Research shows that cognitive defusion can reduce the discomfort of a negative thought and increase a person’s willingness to believe a more positive version of that thought.

Thank your mind for the story

Our minds love to tell us the same negative stories over and over. Your mind might say to you: “You’re a total failure” or “No matter how hard you try, you can never succeed.”

In the “thank your mind for the story” technique, you will give the familiar story a name, thank your mind for telling it, and then focus on the task at hand while it plays itself out in the background.

For instance, let’s say your mind starts telling you the familiar story that you’re an imposter and that people wouldn’t like you if they knew the “truth” about you.

In this case, you acknowledge the story, name it the “imposter story,” and thank your mind for telling you this familiar tale. Then you continue to focus on other things.

This technique allows you to acknowledge the story from a distance without giving it any power over you.

Put your flaws into context: a self-compassion exercise

We tend to beat ourselves up over the parts of ourselves that we don’t particularly like. In these moments, all we see is the flaw, and we forget about the parts of ourselves that we like.

For instance, let’s say your home is messier than you’d like it to be. You might get angry at yourself for being such a “lazy slob.”

This type of labeling chips away at your self-esteem and self-compassion. It can also work against you, making it harder to actually do anything about the problem. If you label yourself a “slob,” it may become a self-fulfilling prophecy.

To counter the tendency to berate yourself when things aren’t going well, ask yourself the following questions:

  • Does this failure or mistake take away from my good qualities?
  • Does it make sense to determine that I’m a total failure because of this situation?
  • Change the narrative: “I’m messy when I get overwhelmed. But I can start to work on this today.”

Sing it

Now’s your chance to sing along to the endless track in your head. This exercise brings your subliminal thoughts into the light so you can see them more clearly — and work with them.

Let’s say you notice that you’re feeling somewhat uptight today. Think deeply about what’s bothering you.

Then you remember: Your boss was a little rude to you for no discernable reason over the last few days. Now you’re worried that something might be wrong. Maybe you’ll even get fired. Then how will you pay your bills?

Make a song out of it. You can make up your own tune or use one from a nursery rhyme. Make the song as silly as you’d like. Try to make it rhyme.

“My boss is mad; I don’t know why. If I lose my job I just might cry.”

While this doesn’t make the issue go away, it does bring your worry into the light for clarity. It allows you to see it as just another thought and helps lighten the heavy effect it’s been having on you.

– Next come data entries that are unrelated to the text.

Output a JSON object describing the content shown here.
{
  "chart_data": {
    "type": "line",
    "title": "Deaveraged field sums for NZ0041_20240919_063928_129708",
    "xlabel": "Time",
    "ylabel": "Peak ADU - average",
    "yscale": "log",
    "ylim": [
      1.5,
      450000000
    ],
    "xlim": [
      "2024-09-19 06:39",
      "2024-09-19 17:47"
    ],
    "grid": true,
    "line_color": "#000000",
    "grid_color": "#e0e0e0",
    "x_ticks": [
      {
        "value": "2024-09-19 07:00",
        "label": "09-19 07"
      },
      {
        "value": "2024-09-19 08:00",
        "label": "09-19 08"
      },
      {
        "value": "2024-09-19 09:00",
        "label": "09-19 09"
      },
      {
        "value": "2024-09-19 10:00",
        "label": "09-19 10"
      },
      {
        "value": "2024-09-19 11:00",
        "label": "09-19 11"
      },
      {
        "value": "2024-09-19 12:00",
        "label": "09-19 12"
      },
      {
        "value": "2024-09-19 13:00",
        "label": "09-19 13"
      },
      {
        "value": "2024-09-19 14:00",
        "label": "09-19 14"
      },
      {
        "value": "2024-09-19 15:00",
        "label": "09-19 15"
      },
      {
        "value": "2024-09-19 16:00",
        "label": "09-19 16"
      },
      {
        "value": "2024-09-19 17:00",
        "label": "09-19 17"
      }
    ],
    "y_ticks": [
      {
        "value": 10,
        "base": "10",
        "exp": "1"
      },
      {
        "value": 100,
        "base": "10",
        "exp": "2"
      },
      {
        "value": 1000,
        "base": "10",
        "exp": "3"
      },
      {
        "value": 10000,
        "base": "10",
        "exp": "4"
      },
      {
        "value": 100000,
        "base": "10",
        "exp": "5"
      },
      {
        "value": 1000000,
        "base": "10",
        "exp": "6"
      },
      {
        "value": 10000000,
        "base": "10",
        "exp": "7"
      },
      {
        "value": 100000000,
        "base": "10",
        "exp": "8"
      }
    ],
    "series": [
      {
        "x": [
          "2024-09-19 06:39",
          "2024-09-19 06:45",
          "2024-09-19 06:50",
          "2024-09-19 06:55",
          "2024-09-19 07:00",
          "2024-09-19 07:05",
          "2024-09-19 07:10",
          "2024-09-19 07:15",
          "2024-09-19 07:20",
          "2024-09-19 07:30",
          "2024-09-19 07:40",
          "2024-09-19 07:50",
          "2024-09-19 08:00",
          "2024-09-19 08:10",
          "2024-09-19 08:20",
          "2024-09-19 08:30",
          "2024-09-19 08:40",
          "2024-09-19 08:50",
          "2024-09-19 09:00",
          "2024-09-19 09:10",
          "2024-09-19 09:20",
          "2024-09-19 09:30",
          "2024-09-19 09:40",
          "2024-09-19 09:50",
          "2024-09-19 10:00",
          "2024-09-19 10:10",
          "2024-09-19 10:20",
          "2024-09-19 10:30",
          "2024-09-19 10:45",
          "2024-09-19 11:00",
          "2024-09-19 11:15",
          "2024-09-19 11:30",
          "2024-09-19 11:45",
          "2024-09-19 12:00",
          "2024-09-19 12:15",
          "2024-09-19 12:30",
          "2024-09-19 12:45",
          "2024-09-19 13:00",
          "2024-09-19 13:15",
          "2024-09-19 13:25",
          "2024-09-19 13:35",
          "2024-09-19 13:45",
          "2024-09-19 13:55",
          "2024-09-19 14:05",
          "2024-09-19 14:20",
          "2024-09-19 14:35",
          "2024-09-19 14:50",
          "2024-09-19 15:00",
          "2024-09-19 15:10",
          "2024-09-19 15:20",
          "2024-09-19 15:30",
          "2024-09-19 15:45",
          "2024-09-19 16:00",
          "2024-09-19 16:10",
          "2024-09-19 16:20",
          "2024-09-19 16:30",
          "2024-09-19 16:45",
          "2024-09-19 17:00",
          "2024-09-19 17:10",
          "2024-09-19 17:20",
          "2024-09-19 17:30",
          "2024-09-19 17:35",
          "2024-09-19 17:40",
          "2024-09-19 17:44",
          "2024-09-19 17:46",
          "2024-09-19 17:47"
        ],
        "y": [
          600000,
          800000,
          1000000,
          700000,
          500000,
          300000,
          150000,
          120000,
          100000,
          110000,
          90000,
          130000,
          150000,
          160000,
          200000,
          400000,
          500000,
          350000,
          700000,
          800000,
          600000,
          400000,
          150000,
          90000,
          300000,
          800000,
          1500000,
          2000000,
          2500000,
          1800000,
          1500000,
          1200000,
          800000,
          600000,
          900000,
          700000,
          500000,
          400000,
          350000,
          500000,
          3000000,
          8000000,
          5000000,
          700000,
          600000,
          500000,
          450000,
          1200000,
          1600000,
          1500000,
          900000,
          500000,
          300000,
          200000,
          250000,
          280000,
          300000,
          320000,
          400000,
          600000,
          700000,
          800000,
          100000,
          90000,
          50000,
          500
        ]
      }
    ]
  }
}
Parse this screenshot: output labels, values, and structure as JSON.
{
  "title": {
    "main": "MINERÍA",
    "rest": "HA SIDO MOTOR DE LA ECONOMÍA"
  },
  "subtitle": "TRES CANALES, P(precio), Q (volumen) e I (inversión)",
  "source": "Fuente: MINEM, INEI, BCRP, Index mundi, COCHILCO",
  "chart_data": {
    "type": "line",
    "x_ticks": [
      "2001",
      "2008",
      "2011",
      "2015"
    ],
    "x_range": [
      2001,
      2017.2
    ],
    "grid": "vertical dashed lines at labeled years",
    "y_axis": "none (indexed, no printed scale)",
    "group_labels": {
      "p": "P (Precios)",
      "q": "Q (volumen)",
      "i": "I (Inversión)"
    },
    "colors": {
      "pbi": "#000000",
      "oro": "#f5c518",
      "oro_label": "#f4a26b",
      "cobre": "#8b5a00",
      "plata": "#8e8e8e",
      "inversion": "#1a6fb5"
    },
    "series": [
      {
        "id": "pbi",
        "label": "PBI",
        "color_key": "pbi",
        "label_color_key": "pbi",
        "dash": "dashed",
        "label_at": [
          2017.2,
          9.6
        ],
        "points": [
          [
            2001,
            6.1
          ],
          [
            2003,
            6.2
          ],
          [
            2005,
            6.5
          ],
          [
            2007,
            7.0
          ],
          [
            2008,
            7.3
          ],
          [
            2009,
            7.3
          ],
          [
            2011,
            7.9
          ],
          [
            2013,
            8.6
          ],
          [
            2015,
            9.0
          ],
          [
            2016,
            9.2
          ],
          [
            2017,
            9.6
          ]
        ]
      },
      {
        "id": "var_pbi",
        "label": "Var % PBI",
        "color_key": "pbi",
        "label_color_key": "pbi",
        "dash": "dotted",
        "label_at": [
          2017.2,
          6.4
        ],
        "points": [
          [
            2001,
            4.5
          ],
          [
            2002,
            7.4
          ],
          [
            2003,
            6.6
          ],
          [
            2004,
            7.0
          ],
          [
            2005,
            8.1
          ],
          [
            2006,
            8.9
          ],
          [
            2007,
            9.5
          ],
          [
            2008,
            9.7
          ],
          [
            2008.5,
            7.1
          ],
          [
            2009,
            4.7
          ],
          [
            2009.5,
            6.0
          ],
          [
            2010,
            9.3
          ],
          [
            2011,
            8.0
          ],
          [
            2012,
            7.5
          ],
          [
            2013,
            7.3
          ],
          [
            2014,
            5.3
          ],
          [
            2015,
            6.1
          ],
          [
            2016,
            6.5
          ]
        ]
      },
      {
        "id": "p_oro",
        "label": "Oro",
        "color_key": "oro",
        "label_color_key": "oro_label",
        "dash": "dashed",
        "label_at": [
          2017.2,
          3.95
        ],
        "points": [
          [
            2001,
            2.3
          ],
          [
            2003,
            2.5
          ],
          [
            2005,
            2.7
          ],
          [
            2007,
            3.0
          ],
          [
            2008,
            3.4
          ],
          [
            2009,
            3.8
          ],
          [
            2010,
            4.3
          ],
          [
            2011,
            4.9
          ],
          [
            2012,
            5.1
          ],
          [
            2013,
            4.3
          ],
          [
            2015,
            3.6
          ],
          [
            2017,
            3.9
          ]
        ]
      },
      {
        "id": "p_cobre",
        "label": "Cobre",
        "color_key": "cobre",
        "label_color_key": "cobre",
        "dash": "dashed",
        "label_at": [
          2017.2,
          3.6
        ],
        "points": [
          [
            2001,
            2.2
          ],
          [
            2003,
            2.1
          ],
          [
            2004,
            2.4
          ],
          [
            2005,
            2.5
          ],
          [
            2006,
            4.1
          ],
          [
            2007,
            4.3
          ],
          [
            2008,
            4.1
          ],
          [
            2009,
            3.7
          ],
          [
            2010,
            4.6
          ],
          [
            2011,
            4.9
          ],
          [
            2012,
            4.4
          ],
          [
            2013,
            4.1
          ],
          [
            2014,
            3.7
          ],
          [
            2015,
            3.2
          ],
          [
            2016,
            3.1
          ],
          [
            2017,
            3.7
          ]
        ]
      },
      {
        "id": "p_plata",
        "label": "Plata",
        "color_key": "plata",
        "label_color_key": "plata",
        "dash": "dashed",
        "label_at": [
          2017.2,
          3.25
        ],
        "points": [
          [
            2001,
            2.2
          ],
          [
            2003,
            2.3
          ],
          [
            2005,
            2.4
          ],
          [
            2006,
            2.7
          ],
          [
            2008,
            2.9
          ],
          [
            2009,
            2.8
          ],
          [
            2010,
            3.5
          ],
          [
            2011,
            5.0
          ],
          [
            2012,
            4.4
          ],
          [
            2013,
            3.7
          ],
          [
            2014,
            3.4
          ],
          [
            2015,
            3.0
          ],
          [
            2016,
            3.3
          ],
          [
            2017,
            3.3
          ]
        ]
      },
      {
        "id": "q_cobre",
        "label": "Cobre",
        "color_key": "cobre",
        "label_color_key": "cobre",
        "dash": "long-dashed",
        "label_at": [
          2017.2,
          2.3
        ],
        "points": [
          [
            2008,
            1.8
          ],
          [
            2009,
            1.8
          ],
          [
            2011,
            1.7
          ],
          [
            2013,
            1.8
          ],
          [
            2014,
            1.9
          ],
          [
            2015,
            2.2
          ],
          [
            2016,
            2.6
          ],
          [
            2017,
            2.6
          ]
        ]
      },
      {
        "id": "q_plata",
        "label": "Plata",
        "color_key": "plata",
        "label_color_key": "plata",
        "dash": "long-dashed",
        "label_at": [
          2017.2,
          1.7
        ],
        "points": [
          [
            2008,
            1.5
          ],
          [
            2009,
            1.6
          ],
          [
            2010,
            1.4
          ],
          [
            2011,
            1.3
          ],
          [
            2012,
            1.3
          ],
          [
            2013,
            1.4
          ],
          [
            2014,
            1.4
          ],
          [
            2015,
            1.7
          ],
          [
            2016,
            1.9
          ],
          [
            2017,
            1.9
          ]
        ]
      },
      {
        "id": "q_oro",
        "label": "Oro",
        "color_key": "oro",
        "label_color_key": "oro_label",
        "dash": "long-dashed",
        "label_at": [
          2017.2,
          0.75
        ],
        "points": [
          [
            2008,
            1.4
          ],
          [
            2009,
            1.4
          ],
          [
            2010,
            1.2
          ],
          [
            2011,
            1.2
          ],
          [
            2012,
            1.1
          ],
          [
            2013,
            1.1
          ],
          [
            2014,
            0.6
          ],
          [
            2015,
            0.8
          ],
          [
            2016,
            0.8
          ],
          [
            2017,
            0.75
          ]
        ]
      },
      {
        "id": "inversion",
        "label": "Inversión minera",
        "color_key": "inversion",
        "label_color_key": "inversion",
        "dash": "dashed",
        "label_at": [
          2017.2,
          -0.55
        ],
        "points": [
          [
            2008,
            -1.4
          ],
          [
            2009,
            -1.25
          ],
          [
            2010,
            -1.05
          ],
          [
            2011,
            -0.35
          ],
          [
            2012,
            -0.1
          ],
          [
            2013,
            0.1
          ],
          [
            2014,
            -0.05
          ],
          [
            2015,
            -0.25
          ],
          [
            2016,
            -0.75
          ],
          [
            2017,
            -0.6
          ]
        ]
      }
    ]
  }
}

Thought exercises help us see our thoughts more clearly and objectively.

All too often, we believe our thoughts to be absolute truth. When we don’t question their validity, it leads to distorted thinking which only causes more pain.

Most of us have a continuous track of thoughts and judgments running through our minds. Thoughts have such power over us that we can become immobilized. But it doesn’t have to be this way.

When we take action to bring our thoughts into the light and see them differently, they lose their power over us. We become disentangled from them and see them as as they are: passing thoughts.